W ostatnich latach data ta zaczęła się niestety kojarzyć z ekscesami polskojęzycznych nacjonalistów. Dlaczego polskojęzycznych? Już wyjaśniam. Nie istnieje bowiem coś takiego jak polski nacjonalizm. To oksymoron. Polska kultura zawsze była kulturą wielonarodowościową. I temu Polska zawdzięczała swoją wielkość. Wolność, prawa obywatelskie, wieloetniczność, swobody religijne, samorząd, demokracja. To fundamenty wielkości Rzeczpospolitej. Tej pierwszej i tak naprawdę jedynej. Jak się to ma do ksenofobii, nietolerancji, religijnego fanatyzmu i miłości do zamordystycznej władzy narodowców? Nijak.

Ba, jak „polscy” nacjonaliści odrzucający spuściznę czasów świetności tego kraju mają się do innych nacjonalistów? Wyobrażacie sobie Mussoliniego, który zamiast do Imperium Romanum odwołuje się do jednej z wielu średniowiecznych republik miejskich, i to wcale nie tych najsilniejszych? A może Hitlera, któremu zamiast Tysiącletniej Rzeszy marzy się restauracja Księstwa Brunszwiku? Jak zatem można polskimi nazwać ludzi, którym bliższe jest zabite dechami plemienne księstewko od mocarstwa?

Nie można, bo nigdy z polskością nie mieli nic wspólnego. Polskojęzyczny nacjonalizm został sztucznie stworzony przez zaborców (podobnie jak np. ukraiński) w celu realizacji polityki dive et impera (dziel i rządź) i łatwiejszego kontrolowania narodów dawnej Rzeczpospolitej. Sztandarowa ikona narodowców, Roman Dmowski, był żałosnym carskim kolaborantem liżącym tyłek Mikołaja Romanowa. Swoje prawdziwe oblicze pokazali polskojęzyczni narodowcy podczas rewolucji 1905 roku występując z bronią w ręku przeciwko polskim patriotycznym rewolucjonistom jako bojówkarze rosyjskiego zaborcy.  Przeciwko miedzy innymi Józefowi Piłsudskiemu.

Także później nie wahali się współpracować tak z obcą jak i miejscowa władzą. W międzywojniu Dmowski nie stronił od współpracy z ZSRS, podczas wojny NSZ często szły na kolaborację z III Rzeszą, później Piasecki, współpraca skinheadów z policja w latach 90tych i wreszcie prowokacje 11 listopada.

Bo do tego właśnie sprowadza się problem polskojęzycznego nacjonalizmu. Do prowokacji władzy. Celem jest po pierwsze odciągnięcie społeczeństwa od prawdziwych problemów, a z drugiej strony usprawiedliwienie zwiększania inwigilacji i represji.
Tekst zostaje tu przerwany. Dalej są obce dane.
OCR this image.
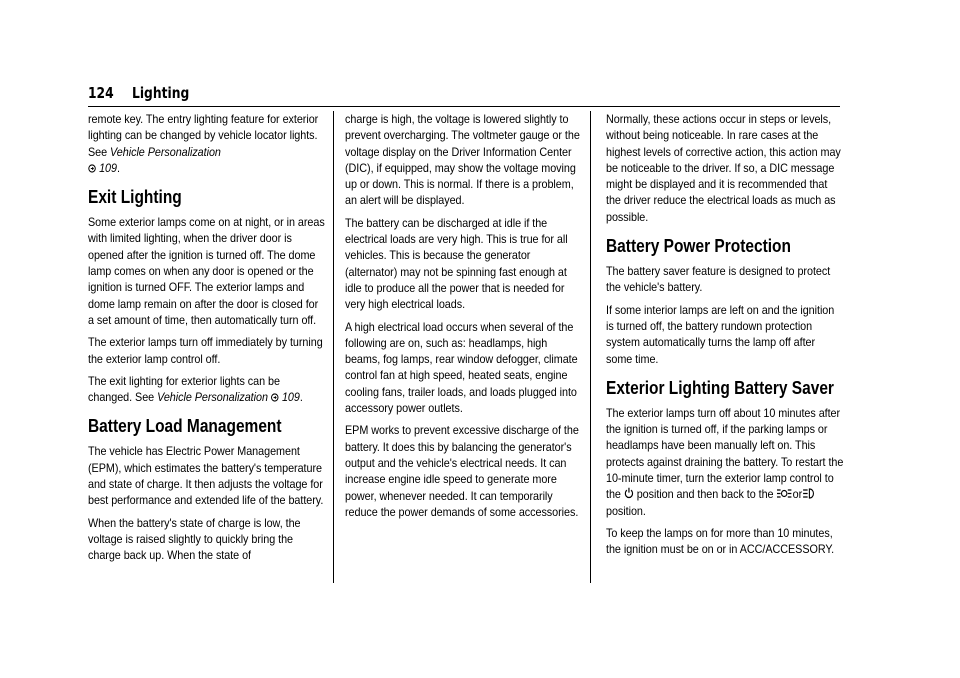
124 Lighting

remote key. The entry lighting feature for exterior lighting can be changed by vehicle locator lights. See Vehicle Personalization

109.

Exit Lighting

Some exterior lamps come on at night, or in areas with limited lighting, when the driver door is opened after the ignition is turned off. The dome lamp comes on when any door is opened or the ignition is turned OFF. The exterior lamps and dome lamp remain on after the door is closed for a set amount of time, then automatically turn off.

The exterior lamps turn off immediately by turning the exterior lamp control off.

The exit lighting for exterior lights can be changed. See Vehicle Personalization 109.

Battery Load Management

The vehicle has Electric Power Management (EPM), which estimates the battery's temperature and state of charge. It then adjusts the voltage for best performance and extended life of the battery.

When the battery's state of charge is low, the voltage is raised slightly to quickly bring the charge back up. When the state of

charge is high, the voltage is lowered slightly to prevent overcharging. The voltmeter gauge or the voltage display on the Driver Information Center (DIC), if equipped, may show the voltage moving up or down. This is normal. If there is a problem, an alert will be displayed.

The battery can be discharged at idle if the electrical loads are very high. This is true for all vehicles. This is because the generator (alternator) may not be spinning fast enough at idle to produce all the power that is needed for very high electrical loads.

A high electrical load occurs when several of the following are on, such as: headlamps, high beams, fog lamps, rear window defogger, climate control fan at high speed, heated seats, engine cooling fans, trailer loads, and loads plugged into accessory power outlets.

EPM works to prevent excessive discharge of the battery. It does this by balancing the generator's output and the vehicle's electrical needs. It can increase engine idle speed to generate more power, whenever needed. It can temporarily reduce the power demands of some accessories.

Normally, these actions occur in steps or levels, without being noticeable. In rare cases at the highest levels of corrective action, this action may be noticeable to the driver. If so, a DIC message might be displayed and it is recommended that the driver reduce the electrical loads as much as possible.

Battery Power Protection

The battery saver feature is designed to protect the vehicle's battery.

If some interior lamps are left on and the ignition is turned off, the battery rundown protection system automatically turns the lamp off after some time.

Exterior Lighting Battery Saver

The exterior lamps turn off about 10 minutes after the ignition is turned off, if the parking lamps or headlamps have been manually left on. This protects against draining the battery. To restart the 10-minute timer, turn the exterior lamp control to the
position and then back to the
or
position.

To keep the lamps on for more than 10 minutes, the ignition must be on or in ACC/ACCESSORY.
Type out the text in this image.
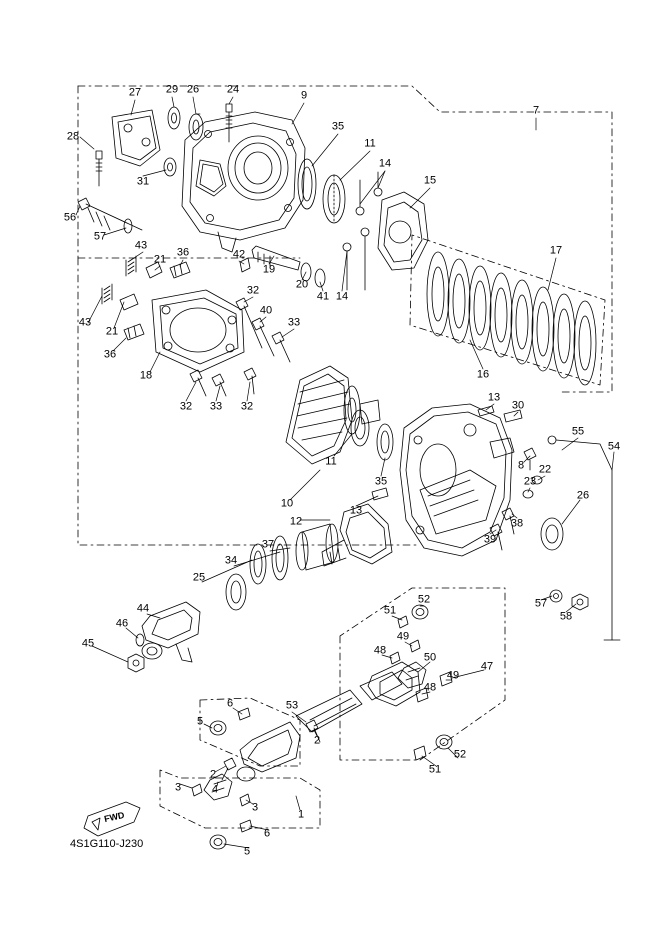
FWD
4S1G110-J230
27 29 26	24	9
7
28
35
11
14
31	15
56
57
43
21
36	42
19
20
41 14
17
32
43
21
36
40
33
18	16
32 33 32
11
13
30
55
54
8 22
23
26
35
10
13
12	38
39
37
34
25
44
46
45
51
52
49
48
50
47
49
48
57
58
6	53
5
2
52
51
2
3	4
3
1
6
5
Co zresztą się z sobą łączy, bo to pierwsze to także odciąganie uwagi od tego drugiego.

Problem nacjonalizmu został w ostatnich latach sztucznie rozdmuchany przez media, kiedy to działania nielicznych grupek prowokatorów były przedstawiane jako wielkie zagrożenie. Kupiło to niestety wielu młodych ludzi i dało się wciągnąć w walkę z de facto marginalnym zagrożeniem. Tyle tylko, że dzięki temu to zagrożenie urosło. Marginalne grupki na policyjnej liście płac zdobyły rozgłos i przyciągnęły część sfrustrowanego społeczeństwa.  Pozostała część łyknęła wizję brunatnego zagrożenia i łatwiej znosi zwiększenie kontroli władzy. A rząd bezkarnie dokręca śrubę.